13. Mme E, qui séjourne en France depuis peu à la date de l’arrêté attaqué, ne justifie pas d’une insertion sociale, culturelle et professionnelle particulière et ne démontre pas être dépourvue d’attaches dans son pays d’origine, où elle a vécu jusqu’à l’âge de quarante ans. Dans ces conditions, la décision portant refus de titre de séjour n’a pas porté une atteinte disproportionnée au droit de Mme E au respect de sa vie privée et familiale. Dès lors, les moyens tirés de la méconnaissance des stipulations de l’article 8 de la convention européenne de sauvegarde des droits de l’homme et des libertés fondamentales et de l’erreur manifeste d’appréciation doivent être écartés.
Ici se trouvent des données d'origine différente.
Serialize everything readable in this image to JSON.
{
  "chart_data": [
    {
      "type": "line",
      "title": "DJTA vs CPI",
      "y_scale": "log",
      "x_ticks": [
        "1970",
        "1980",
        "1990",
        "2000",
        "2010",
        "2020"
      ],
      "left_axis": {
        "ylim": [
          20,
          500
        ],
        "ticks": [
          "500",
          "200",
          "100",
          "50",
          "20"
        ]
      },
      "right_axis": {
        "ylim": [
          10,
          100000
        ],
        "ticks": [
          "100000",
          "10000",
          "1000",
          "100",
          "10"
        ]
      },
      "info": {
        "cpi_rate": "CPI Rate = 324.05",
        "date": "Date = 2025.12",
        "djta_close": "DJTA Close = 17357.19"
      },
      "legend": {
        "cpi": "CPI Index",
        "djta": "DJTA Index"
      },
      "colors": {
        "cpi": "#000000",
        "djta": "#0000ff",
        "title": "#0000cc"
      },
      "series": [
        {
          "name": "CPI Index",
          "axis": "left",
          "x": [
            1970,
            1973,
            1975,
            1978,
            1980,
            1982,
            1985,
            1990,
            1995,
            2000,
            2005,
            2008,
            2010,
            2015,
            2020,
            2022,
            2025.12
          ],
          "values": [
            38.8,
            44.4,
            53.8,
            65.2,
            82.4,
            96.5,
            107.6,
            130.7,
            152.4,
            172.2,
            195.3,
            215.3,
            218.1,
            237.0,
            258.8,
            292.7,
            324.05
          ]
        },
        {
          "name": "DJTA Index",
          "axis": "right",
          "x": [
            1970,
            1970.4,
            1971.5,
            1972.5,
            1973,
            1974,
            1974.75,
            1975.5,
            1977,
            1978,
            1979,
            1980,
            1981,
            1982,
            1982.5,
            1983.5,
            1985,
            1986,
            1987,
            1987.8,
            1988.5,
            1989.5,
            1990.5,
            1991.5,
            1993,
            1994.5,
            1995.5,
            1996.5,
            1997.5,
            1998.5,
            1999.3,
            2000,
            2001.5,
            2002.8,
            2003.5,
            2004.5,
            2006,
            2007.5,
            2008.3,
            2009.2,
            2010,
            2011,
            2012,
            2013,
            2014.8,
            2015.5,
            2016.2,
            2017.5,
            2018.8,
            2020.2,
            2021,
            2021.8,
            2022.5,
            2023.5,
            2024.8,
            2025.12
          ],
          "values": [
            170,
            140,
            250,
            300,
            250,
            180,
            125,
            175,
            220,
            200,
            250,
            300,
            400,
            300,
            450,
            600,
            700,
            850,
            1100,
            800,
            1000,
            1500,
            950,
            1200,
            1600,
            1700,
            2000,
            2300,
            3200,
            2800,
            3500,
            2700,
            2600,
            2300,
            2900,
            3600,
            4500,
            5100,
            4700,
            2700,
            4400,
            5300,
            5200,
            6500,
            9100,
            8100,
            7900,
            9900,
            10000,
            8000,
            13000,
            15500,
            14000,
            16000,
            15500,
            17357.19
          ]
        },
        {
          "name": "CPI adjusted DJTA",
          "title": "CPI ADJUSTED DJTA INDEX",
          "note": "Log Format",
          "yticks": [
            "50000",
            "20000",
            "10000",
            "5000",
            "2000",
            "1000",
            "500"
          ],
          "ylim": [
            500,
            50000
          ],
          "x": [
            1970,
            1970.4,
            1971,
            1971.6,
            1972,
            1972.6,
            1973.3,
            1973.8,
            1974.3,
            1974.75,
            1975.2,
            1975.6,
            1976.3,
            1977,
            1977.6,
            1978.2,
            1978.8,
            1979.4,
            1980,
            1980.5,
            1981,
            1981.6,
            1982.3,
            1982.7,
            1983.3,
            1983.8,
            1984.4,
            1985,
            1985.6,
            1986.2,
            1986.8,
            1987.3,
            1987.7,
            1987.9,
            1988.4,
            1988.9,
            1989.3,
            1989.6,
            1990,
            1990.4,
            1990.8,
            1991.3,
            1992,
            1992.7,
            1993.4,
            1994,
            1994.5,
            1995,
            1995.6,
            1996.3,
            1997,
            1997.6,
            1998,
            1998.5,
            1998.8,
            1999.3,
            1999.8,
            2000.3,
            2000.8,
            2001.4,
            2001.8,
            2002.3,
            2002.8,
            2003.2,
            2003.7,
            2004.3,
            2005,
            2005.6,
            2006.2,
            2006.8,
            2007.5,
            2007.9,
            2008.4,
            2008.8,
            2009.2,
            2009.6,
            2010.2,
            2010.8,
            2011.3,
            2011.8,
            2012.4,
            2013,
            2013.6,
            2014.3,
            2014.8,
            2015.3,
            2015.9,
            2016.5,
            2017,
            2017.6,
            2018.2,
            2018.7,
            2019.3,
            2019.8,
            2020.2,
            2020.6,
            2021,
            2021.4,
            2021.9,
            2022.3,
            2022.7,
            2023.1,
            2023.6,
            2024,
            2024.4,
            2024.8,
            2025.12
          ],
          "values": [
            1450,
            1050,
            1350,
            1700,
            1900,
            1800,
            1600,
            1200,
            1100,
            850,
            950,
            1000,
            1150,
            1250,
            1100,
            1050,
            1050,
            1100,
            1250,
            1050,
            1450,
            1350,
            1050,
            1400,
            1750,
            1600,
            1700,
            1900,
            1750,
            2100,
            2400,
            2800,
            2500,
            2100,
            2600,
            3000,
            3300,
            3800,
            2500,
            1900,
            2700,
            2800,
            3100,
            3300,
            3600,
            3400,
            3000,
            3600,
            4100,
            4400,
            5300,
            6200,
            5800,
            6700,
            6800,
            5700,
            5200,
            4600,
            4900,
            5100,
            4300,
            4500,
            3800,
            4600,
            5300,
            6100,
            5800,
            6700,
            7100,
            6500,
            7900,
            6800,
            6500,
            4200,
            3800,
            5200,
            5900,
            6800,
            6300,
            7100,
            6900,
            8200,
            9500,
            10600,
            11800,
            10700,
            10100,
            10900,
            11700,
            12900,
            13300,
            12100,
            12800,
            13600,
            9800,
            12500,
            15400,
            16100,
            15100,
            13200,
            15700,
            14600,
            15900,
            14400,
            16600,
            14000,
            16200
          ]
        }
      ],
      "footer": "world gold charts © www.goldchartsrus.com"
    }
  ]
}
14. En dernier lieu, aux termes du paragraphe 1 de l’article 3 de la convention internationale relative aux droits de l’enfant : « Dans toutes les décisions qui concernent les enfants, qu’elles soient le fait d’institutions publiques ou privées de protection sociale, des tribunaux, des autorités administratives ou des organes législatifs, l’intérêt supérieur de l’enfant doit être une considération primordiale ».
15. Mme E soutient qu’il est dans l’intérêt supérieur de sa fille qu’elle bénéficie d’un titre de séjour. Cependant, les pièces produites au débat ne permettent pas d’établir que son enfant aurait l’ensemble de ses repères en France. Par suite, le moyen tiré de la méconnaissance des stipulations précitées du paragraphe 1 de l’article 3 de la convention internationale des droits de l’enfant doit être écarté.
Sur le moyen commun dirigé contre les décisions obligeant à quitter le territoire français et fixant le pays de destination :
16. Il résulte de ce qui a été dit aux points 2 à 15 que Mme E n’est pas fondée à soutenir que la décision refusant la délivrance d’un titre de séjour est illégale. Le moyen tiré de ce que les décisions faisant obligation de quitter le territoire français et fixant le pays de renvoi doivent être annulées par voie de conséquence, doit, par suite, être écarté.
17. Il résulte de tout ce qui précède que la requête de Mme E doit être rejetée en toutes ses conclusions.
D É C I D E :
Article 1er : La requête de Mme E est rejetée.
Article 2 : Le présent jugement sera notifié à Mme D E, au préfet de la Seine-Saint-Denis et à Me Biangouo-Ngniandzian Kanza.
Délibéré après l’audience du 25 mars 2025, à laquelle siégeaient :
— M. Israël, président,
— M. Marias, premier conseiller,
— Mme Caldoncelli-Vidal, première conseillère.
Rendu public par mise à disposition au greffe le 10 avril 2025.
La rapporteure,
Mme Caldoncelli-Vidal Le président,
M. Israël
La greffière,
Mme A
La République mande et ordonne au préfet de la Seine-Saint-Denis ou à tout autre préfet territorialement compétent, en ce qui le concerne ou à tous commissaires de justice à ce requis en ce qui concerne les voies de droit commun contre les parties privées, de pourvoir à l’exécution du présent jugement.